“Lo que has hecho se convierte en la
vara con la que juzgarte sobre lo que harás, especialmente desde la perspectiva
de los otros. En cambio, cuando viajas eres lo que eres en ese momento. Las
personas no conocen tu pasado como para reclamarte algo. No hay “ayer” cuando
estás en la ruta”.
William Least Heat-Moon
(1931- ), viajero y escritor americano.
Hace
tres años no era un ser humano. El miedo me paralizaba y la ansiedad me
carcomía. Al principio sentía los nervios lógicos de acudir por primera vez a
un lugar desconocido, pero la bestia se alimentaba de mi inseguridad; creció y
se convirtió en un monstruo que devoró mi alma. Como un robot, solo era capaz
de frecuentar sitios que me fueran familiares. El último que pude conocer fue
la Biblioteca Nacional de España, donde la baja iluminación y la escasa
afluencia me hacían sentir cómoda. Pero al cabo del tiempo se me hizo
insoportable que cada día me asignaran una mesa distinta, y en pocas semanas
fui incapaz de levantarme de mi butaca para solicitar nuevos libros, así que
dejé de acudir, aun cuando no había terminado mi trabajo allí. Entonces
me refugié en casa, que ni siquiera podía sentir como propia. Por aquella época
Gabi y yo andábamos buscando una oportunidad para construir una nueva vida
alejada de Las Rozas, donde habíamos compartido piso con un compañero suyo
durante un tiempo.
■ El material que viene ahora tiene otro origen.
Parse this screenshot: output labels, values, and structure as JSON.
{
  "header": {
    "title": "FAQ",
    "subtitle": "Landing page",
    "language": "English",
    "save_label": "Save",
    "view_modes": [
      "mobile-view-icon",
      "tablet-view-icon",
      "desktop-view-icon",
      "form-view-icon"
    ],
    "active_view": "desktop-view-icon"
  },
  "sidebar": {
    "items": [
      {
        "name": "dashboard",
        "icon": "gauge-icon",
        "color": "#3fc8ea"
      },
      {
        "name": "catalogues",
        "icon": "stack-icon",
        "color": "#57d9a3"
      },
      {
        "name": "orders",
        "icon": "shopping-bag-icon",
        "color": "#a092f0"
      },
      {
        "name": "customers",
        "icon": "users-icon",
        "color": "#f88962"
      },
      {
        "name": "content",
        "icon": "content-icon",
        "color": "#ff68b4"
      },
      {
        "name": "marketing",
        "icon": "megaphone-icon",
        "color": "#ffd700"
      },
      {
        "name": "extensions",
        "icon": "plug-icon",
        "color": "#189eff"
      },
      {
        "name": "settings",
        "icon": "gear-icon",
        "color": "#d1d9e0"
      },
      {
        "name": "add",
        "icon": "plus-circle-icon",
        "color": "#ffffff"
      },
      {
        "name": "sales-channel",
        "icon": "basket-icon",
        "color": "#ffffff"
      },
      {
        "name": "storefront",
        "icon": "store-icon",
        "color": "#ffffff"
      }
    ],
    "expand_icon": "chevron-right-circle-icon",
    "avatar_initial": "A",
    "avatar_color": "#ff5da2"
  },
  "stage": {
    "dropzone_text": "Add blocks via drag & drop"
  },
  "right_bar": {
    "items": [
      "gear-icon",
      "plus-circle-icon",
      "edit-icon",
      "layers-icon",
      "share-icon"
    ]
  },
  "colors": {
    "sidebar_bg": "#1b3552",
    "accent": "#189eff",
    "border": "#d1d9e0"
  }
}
Hasta que surgiera algo nuevo nos habíamos instalado en casa
de su madre, en las afueras de una urbanización residencial. Solo para ir a
comprar el pan había que caminar durante quince minutos, no existía ningún tipo
de contacto entre vecinos y para llegar a mi biblioteca era necesaria una hora
y media de transporte público. Poco a poco dejé de ir a Madrid, no soportaba el
peso de las miradas de los extraños cuando entraba al autobús. Ni siquiera
intentaba buscar un asiento vacío, me arrinconaba donde menos pudiera molestar
y esperaba a que todo el mundo bajara del bus cuando llegaba al intercambiador
de Moncloa para que nadie me viera apearme. Pero el trayecto hasta la parada
era cada vez más insoportable: me pesaban las piernas, me temblaban y dolían
las articulaciones, un nudo asfixiaba mi garganta cuando buscaba el bonobús
entre los bolsillos porque estaba haciendo perder el tiempo tanto a las personas
que esperaban para subirse como al conductor. Cuando el bono se acababa no cogía
el bus por miedo a pagar en metálico y que las monedas se escurrieran entre mis
dedos. Así, dejé de encontrar sentido a salir de casa y exponerme a un mundo de
miradas inquisitivas, donde yo solo era un estorbo en la rutina de los demás.